Timelines are long enough such that there are only large gains from large investment (e.g. most progress comes from compute scaling) and there’s time to develop coalitions.
No uncooperative country has a large lead, such that it’s not incentivised to join the coalition and could gain significant power over the coalition.
If there is, it still might be worth forming a coalition to try and stay in the race.
AI progress is relatively fast and compounding, such that the coalition can stay well ahead of potential competitors, but not so fast that any one coalition member with model access gets a good opportunity to takeover the project.
Security is relatively easy, such that a large project with many stakeholders isn’t unfeasibly expensive to secure.
Is analysing plans useful?
It turns out that you can in fact just write things on the internet and sometimes people will change the direction of their work, join your project, or not start projects because of your takes.
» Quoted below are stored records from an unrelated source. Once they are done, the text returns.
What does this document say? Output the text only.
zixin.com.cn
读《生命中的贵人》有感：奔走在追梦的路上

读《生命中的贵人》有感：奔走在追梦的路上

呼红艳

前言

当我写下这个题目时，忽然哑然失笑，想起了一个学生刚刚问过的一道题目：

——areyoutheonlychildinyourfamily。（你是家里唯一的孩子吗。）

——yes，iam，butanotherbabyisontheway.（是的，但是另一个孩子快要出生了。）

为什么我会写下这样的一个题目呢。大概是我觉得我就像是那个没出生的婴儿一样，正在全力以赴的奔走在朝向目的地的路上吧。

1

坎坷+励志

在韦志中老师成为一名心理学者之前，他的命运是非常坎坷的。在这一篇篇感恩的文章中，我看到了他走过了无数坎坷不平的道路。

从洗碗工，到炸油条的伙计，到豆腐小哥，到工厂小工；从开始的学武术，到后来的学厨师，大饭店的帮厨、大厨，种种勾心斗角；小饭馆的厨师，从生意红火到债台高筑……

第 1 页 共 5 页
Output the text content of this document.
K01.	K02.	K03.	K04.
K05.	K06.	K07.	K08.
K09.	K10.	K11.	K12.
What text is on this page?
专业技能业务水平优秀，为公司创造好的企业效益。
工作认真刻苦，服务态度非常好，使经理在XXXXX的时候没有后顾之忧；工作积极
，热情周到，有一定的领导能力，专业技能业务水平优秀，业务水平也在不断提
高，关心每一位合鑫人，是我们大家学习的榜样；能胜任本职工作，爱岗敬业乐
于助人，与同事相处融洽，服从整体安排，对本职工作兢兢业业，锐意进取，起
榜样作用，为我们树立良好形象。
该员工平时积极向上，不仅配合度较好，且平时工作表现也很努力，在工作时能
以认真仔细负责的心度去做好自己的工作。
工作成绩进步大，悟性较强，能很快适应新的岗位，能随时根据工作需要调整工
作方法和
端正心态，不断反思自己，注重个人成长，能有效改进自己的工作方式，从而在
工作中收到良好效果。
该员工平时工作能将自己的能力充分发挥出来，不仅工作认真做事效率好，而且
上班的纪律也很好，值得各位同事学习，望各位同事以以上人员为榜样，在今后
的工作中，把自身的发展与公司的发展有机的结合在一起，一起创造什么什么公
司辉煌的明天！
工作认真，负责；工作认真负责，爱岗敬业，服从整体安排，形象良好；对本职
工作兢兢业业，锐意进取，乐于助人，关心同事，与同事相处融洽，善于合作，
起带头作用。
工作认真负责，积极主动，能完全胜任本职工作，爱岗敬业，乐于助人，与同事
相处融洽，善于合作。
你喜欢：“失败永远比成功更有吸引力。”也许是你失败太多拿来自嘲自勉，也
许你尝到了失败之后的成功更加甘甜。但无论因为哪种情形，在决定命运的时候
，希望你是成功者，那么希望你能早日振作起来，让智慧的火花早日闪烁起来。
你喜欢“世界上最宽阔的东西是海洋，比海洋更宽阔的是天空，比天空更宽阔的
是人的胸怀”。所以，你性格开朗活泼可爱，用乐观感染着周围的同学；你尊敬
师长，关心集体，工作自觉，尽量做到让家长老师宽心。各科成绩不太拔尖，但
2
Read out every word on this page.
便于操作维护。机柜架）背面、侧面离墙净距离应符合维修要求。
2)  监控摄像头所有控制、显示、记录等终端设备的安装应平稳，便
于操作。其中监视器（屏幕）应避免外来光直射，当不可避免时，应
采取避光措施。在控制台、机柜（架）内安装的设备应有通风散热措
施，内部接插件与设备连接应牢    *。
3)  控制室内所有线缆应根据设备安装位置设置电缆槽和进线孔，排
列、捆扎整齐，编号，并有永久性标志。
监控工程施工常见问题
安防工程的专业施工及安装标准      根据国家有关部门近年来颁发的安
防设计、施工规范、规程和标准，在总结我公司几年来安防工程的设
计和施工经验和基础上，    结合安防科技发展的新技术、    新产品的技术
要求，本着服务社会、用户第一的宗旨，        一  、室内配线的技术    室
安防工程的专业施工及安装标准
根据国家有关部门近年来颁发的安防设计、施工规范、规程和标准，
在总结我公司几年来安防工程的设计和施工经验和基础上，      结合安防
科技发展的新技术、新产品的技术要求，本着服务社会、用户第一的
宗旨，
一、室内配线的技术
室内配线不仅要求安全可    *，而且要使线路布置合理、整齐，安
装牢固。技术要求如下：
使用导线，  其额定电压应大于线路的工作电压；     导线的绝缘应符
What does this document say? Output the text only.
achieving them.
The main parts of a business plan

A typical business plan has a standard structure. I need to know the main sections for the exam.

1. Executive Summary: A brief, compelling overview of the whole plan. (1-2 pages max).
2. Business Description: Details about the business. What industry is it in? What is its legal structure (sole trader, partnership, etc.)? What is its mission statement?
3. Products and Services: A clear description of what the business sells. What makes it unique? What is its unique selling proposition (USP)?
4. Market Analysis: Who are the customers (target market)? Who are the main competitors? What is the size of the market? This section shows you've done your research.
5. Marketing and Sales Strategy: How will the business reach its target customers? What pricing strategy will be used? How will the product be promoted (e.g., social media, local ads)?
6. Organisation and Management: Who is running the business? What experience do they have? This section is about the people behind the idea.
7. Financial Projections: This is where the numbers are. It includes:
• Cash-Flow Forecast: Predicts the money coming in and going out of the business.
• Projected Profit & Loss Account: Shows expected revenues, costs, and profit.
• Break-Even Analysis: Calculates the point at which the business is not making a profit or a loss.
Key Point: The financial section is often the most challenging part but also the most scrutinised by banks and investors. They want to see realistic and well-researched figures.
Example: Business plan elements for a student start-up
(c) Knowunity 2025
That alone, in my opinion, should incentivise more discussion of plans.
People talk about policymaking as making incremental improvements on the margin when good opportunities (i.e. policy windows) arise. This is reasonable, but it’s a much better strategy if there are many good and mutually compatible intermediate goals, and it’s not clear to me that there are. The usefulness of various policies often turns on the broader plan.
Whilst working out a single coherent plan for everyone trying to make AI go well to follow doesn’t sound like a very productive exercise, I’d like to see more people try to explain their actions in reference to specific plans, and explain why those specific plans are actually relevant (e.g. in touch with the expected political climate, training and deployment regime, distribution of compute …) good - in the sense that they’ll move society to a place where AI will enably vast flourishing and won’t cause a catastrophe.
There are two public efforts (that I know of) that are trying to publicly communicate a coherent vision for an AI governance regime that thinks through lots of steps in the game tree - h/t to MIRI, and the AI Futures Project.
I’m sure there are other criteria as well, this list isn’t particularly thoughtfully considered.
I don’t want to paint a false polytomy, I know that you can pursue multiple paths at the same time, and you might want to do some in combination with others but I still think the naive single plan analysis is a useful exercise for thinking through the implications and viable conditions for an AI go well plan. E.g. coproduction within a dominant coalition or relinquishment as a temporary bridge to standardization).
Note that you may not need much altruism to enable mass flourishing, as powerful AI will likely make many expensive things cheap (e.g. economic security, food, yachts, a cure to aging, psychedelics as safe as coffee).




This was great! I find this to be quite a clean, nature-carving split. The main dimension I focus more on in my version of this (non-pubic as of yet) is how large a role companies versus governments play in AI development, which to me seems like a strategically relevant variable. But if we are picking only five categories, these do indeed seem like good ones to pick. I would be interested in someone doing a rough survey of AI governance folks on which one/s they most prefer (we are considering doing something like this).